Amadeus publie des résultats trimestriels en hausse, portés par une bonne dynamique tarifaire. Si les volumes ont subi un coup de frein en mars en raison des tensions au Moyen-Orient, l'entreprise maintient son cap financier et poursuit la consolidation de son offre, notamment par le biais d'investissements dans l'intelligence artificielle et la biométrie.
Les compteurs restent au vert pour Amadeus sur ces trois premiers mois de l'année. Dans la continuité d'un exercice 2025 bouclé sur une dynamique très positive à 6,5 milliards d'euros de chiffre d'affaires, le groupe espagnol affiche un premier trimestre à 1,68 milliard d'euros de revenus, soit une progression de 7,9% à taux de change constant. La rentabilité suit la même trajectoire avec un bénéfice d'exploitation ajusté (EBIT) qui atteint 500 millions d'euros (+6,6%), détaille un communiqué.
Cependant, l'actualité internationale est directement venue bousculer la fin du trimestre. Luis Maroto, PDG d'Amadeus, a déclaré : « Amadeus a enregistré une croissance solide de ses revenus et de ses bénéfices au premier trimestre.

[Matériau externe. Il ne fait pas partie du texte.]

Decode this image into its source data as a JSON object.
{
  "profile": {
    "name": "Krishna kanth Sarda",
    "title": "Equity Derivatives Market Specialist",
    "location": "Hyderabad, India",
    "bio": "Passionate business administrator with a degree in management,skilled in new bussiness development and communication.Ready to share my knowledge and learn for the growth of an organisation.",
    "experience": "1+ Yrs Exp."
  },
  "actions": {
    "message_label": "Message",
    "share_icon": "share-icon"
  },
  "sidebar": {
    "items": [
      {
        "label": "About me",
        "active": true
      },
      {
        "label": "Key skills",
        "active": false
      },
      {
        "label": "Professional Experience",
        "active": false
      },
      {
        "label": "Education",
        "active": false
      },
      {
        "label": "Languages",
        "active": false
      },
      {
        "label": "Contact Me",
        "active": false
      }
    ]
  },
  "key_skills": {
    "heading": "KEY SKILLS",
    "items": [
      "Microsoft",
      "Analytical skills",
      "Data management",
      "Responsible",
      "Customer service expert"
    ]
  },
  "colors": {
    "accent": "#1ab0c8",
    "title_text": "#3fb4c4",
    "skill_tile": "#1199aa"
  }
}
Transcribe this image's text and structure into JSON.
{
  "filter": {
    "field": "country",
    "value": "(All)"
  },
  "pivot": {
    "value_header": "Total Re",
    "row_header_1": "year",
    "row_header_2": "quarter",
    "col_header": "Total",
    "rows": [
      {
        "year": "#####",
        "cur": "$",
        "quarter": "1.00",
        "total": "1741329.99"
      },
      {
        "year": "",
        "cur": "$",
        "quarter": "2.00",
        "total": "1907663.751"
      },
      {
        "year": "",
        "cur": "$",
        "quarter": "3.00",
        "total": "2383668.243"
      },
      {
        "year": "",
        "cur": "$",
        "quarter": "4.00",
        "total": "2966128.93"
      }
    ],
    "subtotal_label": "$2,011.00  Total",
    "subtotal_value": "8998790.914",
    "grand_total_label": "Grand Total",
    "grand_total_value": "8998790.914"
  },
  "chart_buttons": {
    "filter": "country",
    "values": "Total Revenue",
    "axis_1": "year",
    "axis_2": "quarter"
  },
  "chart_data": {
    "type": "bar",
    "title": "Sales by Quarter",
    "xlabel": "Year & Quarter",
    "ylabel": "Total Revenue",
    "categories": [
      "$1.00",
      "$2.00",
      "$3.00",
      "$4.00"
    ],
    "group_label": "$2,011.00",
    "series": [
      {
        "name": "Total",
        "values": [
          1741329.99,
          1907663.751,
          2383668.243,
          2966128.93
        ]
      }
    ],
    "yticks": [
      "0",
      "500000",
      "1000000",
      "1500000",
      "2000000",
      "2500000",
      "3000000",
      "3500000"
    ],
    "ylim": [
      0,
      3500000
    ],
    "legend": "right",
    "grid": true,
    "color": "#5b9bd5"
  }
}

Cependant, les volumes ont ralenti en mars, à la suite de la situation géopolitique au Moyen-Orient ». Le dirigeant ajoute qu'il surveille de très près le contexte macroéconomique, dont l'éventail des impacts rend les prévisions à court terme difficiles.
De nombreuses modifications et reports pour l'aérien
Dans le détail, ce climat s'illustre de manière très contrastée selon les divisions. Côté distribution aérienne, le groupe a fait face à un pic d'annulations en mars, faisant légèrement reculer le volume global de réservations à 128 millions (-0,2%). La division parvient néanmoins à faire croître ses revenus pour atteindre 822 millions d'euros (+4,6%) grâce à un revenu moyen par réservation impulsé par une politique tarifaire favorable. À l'inverse, l'instabilité géopolitique a généré une intense activité de modification et de report de billets qui a directement profité à la division Air IT Solutions. Le chiffre d'affaires de ce segment bondit ainsi de 12% pour s'établir à 593 millions d'euros.
Des investissements dans l'IA et la biométrie
La stratégie de développement du GDS ne semble pourtant pas connaître de ralentissement. Fort d'un budget R&D qui a dépassé 1,4 milliard d'euros l'an dernier, Amadeus poursuit ses acquisitions pour enrichir ses solutions avec le rachat de l'entreprise américaine Skylink, spécialisée dans l'IA conversationnelle au cœur de ses outils. Cette technologie sera d'ailleurs prioritairement déployée sur le marché du voyage d'affaires, afin d'offrir des gains de productivité aux voyageurs et aux TMC.
Plus récemment encore, après l'acquisition de Vision-Box, Amadeus a confirmé sa volonté de racheter le spécialiste français de la biométrie, Idemia Public Security pour 1,2 milliard d'euros. Une opération visant à déployer des solutions biométriques d'un bout à l'autre du parcours aéroportuaire. En dépit de ces incertitudes conjoncturelles, la direction maintient toutefois son cap pour la suite de l'exercice : « Nous réitérons nos attentes financières pour l'année », a ainsi conclu Luis Maroto, tout en confirmant la poursuite du programme de rachat d'actions en cours.